Ran this on PostgreSQL 9.6.17 - but no errors. I'll try with 10.x to see if I can reproduce it.

vijaykiran avatar Oct 11 '21 12:10 vijaykiran

I just went through the initial setup as well but used docker pull postgres with v14.0. Everything went pretty smoothly - no errors like above so probably something specific to v10.

soda-sql-core 2.1.0b18 soda-sql-postgresql 2.1.0b18

Have you tried any other version above 10?

jasonicarter avatar Oct 11 '21 13:10 jasonicarter

I haven't yet, but I have asked our DBA for a copy of any PG configs so I can share.
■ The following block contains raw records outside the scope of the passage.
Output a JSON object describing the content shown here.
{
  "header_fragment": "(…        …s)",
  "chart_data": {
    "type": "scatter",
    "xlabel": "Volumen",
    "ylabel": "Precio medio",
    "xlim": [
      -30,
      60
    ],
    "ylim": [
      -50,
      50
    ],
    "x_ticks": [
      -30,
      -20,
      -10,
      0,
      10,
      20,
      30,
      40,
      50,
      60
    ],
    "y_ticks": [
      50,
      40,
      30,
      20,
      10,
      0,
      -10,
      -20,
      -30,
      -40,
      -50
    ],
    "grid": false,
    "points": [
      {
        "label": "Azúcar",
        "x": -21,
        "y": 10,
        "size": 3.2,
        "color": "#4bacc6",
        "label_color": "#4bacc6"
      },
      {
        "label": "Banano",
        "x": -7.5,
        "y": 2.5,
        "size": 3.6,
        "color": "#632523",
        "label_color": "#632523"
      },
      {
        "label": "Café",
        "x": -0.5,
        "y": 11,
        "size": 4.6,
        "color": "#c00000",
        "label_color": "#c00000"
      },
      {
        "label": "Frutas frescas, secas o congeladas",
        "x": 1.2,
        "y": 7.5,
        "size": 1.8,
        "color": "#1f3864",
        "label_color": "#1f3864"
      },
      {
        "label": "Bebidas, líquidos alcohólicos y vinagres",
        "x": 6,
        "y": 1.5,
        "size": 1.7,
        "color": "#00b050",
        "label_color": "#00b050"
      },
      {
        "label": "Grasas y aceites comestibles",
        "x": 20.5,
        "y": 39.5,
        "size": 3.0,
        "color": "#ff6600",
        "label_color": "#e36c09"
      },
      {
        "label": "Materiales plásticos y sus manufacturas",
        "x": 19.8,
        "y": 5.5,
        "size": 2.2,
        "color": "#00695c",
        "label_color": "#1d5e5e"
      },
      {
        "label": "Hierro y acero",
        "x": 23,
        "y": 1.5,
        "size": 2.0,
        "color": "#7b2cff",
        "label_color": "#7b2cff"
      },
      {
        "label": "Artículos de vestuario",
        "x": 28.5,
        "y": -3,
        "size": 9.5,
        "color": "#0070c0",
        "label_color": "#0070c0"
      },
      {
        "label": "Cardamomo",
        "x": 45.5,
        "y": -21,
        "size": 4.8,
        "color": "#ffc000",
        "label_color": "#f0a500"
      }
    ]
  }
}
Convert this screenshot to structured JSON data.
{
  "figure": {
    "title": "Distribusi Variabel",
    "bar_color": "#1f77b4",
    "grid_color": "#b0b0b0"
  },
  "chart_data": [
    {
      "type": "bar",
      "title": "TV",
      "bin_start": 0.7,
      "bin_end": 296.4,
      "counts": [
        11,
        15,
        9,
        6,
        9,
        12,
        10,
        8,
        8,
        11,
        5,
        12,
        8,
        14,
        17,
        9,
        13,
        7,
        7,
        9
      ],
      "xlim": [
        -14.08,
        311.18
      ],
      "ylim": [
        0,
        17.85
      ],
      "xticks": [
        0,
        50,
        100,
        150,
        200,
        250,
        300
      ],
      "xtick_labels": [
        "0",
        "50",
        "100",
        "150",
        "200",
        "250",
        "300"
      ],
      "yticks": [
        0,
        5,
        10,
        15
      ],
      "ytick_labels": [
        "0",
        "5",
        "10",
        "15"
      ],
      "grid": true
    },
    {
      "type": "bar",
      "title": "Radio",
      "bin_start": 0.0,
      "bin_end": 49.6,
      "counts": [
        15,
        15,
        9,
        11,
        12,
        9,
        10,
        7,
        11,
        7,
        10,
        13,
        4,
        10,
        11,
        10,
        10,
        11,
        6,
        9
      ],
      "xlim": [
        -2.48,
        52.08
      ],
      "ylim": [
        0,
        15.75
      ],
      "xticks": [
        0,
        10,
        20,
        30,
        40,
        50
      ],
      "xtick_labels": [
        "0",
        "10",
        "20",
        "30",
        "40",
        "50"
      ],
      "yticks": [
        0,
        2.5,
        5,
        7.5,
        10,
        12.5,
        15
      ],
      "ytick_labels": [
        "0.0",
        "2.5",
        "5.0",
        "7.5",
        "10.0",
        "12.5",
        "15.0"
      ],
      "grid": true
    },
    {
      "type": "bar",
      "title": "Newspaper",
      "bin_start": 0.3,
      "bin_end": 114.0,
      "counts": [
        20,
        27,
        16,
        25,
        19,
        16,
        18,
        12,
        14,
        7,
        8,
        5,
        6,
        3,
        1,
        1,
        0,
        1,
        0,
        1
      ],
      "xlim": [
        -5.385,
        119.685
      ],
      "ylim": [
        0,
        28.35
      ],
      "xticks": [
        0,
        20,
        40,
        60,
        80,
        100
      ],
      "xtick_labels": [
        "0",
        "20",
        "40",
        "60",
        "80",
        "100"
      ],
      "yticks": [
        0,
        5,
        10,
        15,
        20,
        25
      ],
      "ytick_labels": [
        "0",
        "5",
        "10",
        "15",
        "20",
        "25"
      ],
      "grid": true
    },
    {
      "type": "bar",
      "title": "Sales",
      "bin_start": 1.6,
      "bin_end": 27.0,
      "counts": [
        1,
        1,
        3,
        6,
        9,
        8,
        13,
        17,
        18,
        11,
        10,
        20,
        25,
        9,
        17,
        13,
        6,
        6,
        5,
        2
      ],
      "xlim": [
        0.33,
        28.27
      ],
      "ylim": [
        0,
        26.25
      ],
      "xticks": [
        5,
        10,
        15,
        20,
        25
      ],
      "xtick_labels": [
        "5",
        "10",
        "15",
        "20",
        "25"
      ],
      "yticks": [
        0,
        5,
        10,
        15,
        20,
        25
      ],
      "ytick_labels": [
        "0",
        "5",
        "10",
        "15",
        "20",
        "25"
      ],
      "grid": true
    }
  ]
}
Might prove informative.

sivy avatar Oct 11 '21 15:10 sivy

quick update: our PG has standard_conforming_strings = off, which — according to the docs:

https://www.postgresql.org/docs/10/runtime-config-compatible.html

standard_conforming_strings (boolean) This controls whether ordinary string literals ('...') treat backslashes literally, as specified in the SQL standard. Beginning in PostgreSQL 9.1, the default is on (prior releases defaulted to off). Applications can check this parameter to determine how string literals will be processed. The presence of this parameter can also be taken as an indication that the escape string syntax (E'...') is supported. Escape string syntax (Section 4.1.2.2) should be used if an application desires backslashes to be treated as escape characters.

HTH

sivy avatar Oct 11 '21 18:10 sivy

I tried with 10.18 with standard_conforming_strings = off and running the analyse didn't resulting error for the table:

create table dual
(
   dummy  varchar

);

I'll try to change the regex strings to E`` syntax may be that will help. I'll keep this issue updated.

FYI - AFAICS, it is not recommended to set it to off.

vijaykiran avatar Oct 13 '21 10:10 vijaykiran